On Oct. 30, Dave Kanicki’s 15-year career with Farm Equipment and Ag Equipment Intelligence was celebrated by the staff of Lessiter Media at the Wisconsin offices. In addition to remarks by President Mike Lessiter and Chairman Frank Lessiter, the luncheon included several gifts, a surprise visit from his son, Paul, and a “special” edition of Ag Equipment Intelligence’s On The Record video broadcast, which featured personally recorded memories from staff and the industry.
Mike Lessiter’s remarks included memories and successes from their association that began in 1992, when he went to work for Kanicki in publishing titles for the foundry industry. About 18 months after Lessiter joined the family business, Kanicki (then living in suburban Chicago) was in the office for a lunch appointment when an editor resigned. A freelance assignment on skid-steer loaders that day soon turned into the idea of the pair working together again. Before any commitments, however, he had Kanicki join him in Arizona for the Farm Equipment Manufacturers Assn. Convention and dealer visits so he could size up the industry and vice versa. It proved to be a fit. Lessiter hired him, Kanicki moved to Wisconsin to work on Farm Equipment and Ag Equipment Intelligence (Ag Industry Watch as it was then known) and the rest is history.

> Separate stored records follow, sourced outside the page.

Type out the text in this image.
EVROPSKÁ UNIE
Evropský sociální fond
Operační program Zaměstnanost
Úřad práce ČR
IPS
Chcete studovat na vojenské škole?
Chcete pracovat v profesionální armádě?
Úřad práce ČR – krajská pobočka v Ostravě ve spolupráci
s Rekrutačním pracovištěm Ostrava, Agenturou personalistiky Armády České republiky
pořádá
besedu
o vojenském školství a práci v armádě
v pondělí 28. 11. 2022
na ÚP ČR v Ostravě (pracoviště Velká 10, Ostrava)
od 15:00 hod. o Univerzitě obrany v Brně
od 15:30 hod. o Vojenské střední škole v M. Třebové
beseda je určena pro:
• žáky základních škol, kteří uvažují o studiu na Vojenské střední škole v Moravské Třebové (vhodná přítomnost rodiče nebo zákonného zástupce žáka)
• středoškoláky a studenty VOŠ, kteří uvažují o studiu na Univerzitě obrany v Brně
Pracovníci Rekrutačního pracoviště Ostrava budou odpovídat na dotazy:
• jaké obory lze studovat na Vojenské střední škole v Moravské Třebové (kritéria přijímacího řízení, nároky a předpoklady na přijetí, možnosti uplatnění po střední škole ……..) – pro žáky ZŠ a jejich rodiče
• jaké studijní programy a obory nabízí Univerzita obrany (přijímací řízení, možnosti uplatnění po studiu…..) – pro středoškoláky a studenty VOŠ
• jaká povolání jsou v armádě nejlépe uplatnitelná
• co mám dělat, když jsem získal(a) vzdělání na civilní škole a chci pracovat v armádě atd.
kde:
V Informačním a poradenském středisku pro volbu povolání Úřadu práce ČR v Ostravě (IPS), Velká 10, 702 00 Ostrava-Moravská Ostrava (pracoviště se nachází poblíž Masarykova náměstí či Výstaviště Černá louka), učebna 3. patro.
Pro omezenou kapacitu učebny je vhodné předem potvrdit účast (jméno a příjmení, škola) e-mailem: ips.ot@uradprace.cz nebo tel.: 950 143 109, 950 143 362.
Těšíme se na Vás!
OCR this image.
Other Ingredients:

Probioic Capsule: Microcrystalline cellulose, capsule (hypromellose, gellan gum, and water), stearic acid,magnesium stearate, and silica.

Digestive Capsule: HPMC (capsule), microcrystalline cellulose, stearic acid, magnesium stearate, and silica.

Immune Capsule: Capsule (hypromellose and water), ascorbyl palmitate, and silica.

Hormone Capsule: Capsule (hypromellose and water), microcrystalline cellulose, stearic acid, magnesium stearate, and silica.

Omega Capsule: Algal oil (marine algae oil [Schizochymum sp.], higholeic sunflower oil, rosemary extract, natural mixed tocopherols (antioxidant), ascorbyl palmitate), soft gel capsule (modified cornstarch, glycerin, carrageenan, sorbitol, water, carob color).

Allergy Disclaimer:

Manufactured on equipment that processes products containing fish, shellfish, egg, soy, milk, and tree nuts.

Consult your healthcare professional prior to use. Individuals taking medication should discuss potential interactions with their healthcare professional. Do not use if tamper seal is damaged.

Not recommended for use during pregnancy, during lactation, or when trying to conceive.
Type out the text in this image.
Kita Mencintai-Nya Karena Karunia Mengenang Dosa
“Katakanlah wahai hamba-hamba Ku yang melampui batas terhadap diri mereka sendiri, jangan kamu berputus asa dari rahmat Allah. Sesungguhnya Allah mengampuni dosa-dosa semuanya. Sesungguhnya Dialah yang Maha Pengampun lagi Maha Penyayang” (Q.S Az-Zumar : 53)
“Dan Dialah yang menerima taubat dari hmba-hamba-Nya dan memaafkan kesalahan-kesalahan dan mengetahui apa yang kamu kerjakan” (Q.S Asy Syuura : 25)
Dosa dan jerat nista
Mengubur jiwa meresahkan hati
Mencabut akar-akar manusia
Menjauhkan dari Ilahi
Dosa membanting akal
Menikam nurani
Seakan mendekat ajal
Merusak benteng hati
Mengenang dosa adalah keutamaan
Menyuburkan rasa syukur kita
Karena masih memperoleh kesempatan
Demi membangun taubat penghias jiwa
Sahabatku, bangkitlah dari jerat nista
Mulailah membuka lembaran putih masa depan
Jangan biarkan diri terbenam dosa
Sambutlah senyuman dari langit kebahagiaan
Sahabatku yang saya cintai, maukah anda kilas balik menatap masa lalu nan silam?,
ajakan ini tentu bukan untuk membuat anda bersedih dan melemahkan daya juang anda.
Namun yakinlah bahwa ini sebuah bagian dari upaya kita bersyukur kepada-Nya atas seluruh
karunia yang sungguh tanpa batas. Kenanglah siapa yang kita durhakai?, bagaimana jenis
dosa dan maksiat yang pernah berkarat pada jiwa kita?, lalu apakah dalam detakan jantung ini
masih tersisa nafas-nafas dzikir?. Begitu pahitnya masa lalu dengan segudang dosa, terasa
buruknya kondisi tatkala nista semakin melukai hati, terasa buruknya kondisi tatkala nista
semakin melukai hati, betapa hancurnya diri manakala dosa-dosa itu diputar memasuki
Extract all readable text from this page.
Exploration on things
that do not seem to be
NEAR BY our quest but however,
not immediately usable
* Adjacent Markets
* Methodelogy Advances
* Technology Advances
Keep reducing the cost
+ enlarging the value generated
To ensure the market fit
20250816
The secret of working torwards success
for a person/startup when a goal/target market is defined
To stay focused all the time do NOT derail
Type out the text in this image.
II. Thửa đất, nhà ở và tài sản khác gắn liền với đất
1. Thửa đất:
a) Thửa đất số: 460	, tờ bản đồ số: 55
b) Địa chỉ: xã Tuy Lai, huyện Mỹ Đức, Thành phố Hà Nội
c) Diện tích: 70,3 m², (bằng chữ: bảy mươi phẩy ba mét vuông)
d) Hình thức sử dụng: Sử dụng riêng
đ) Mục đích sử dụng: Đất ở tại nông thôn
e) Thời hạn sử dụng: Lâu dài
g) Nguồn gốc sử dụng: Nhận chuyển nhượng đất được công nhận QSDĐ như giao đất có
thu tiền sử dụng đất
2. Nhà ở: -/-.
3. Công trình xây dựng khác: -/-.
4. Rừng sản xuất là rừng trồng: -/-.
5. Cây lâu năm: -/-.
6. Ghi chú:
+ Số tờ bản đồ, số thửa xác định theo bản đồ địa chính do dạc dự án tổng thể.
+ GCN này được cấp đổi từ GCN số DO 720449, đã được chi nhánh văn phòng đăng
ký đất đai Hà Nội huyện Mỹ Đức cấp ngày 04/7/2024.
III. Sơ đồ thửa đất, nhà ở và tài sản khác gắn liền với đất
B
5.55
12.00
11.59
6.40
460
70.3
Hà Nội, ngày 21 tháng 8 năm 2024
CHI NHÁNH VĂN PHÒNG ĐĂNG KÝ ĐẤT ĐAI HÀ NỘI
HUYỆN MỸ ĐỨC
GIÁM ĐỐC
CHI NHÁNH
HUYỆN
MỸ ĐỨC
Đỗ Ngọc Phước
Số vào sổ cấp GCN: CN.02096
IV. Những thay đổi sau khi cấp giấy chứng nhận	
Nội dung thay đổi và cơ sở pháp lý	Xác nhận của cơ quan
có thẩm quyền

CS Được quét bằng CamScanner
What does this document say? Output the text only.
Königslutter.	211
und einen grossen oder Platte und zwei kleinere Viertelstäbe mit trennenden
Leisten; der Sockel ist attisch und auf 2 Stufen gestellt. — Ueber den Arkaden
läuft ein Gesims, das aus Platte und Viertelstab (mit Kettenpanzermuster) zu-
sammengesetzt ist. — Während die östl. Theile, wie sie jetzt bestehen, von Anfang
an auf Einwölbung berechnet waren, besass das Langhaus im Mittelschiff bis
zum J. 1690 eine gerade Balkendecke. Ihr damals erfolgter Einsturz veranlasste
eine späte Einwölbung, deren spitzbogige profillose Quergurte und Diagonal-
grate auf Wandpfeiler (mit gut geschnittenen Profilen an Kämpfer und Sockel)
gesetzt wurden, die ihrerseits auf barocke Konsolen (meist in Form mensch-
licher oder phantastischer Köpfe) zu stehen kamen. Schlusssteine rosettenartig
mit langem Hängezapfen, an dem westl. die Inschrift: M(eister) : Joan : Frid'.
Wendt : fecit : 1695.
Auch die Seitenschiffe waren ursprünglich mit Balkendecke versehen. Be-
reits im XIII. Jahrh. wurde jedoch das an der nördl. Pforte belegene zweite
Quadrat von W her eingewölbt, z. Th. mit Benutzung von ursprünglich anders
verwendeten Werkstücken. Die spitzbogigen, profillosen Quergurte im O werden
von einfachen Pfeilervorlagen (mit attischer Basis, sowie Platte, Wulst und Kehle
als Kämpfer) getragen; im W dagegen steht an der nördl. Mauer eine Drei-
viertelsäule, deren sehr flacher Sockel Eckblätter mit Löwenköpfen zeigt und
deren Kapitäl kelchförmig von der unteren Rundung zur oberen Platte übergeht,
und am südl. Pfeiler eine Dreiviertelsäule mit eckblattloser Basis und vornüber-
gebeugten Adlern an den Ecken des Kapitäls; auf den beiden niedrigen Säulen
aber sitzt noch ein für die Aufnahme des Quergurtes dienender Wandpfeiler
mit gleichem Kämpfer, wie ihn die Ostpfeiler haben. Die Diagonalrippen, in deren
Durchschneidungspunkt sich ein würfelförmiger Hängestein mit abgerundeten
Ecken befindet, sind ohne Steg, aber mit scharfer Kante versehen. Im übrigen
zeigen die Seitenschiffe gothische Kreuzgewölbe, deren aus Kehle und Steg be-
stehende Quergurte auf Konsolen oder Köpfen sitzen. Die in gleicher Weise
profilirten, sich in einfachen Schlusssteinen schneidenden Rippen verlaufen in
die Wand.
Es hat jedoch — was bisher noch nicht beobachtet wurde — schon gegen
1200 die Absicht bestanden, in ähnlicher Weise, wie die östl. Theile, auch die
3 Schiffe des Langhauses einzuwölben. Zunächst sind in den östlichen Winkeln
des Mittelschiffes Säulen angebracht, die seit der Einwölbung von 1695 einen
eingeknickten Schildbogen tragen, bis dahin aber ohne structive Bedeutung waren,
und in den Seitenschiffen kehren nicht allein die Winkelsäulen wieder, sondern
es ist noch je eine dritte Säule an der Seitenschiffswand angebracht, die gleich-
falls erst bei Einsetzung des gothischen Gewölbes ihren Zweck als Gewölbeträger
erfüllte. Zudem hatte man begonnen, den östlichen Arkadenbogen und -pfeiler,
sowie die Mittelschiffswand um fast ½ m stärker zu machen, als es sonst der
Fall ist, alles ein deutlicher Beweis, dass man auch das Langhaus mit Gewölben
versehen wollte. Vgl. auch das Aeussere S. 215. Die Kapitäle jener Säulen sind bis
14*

Kanicki’s arrival was a defining moment for Farm Equipment, which had been acquired the year before from a large publisher who’d decided to shut it down. “One month after Dave’s start, and with an overnight restructuring of editorial and sales, our new magazine was focused in its mission and on its way.”
Kanicki’s presence led to higher expectations for the entire company. “We were about 15 employees back then, and we shared hotel rooms when on the road. After rooming with Dave on multiple occasions,” Lessiter jokes, “we committed to a minimum profitability threshold so to afford our own hotel rooms on the road.”
So after 30-plus years of covering the foundry industry, Kanicki joined the company with little knowledge of current farming practices or machinery distribution. But immediately, he made it his business to know the business.
Over the last several years, Kanicki pivoted from Farm Equipment to more fully concentrate on the Ag Equipment Intelligence profit center and overseeing several areas of growth, including a standalone website, special reports, customized research and the Executive Briefings event now in its second year.
As impressive as his output was in producing content and data for Ag Equipment Intelligence, he will be remembered for asking the tough, unpopular questions of manufacturers, and the mentorship and guidance provided to his fellow staffers as they developed.
Succeeding Kanicki is Kim Schmidt, executive editor of Farm Equipment, who has also now assumed that role for Ag Equipment Intelligence.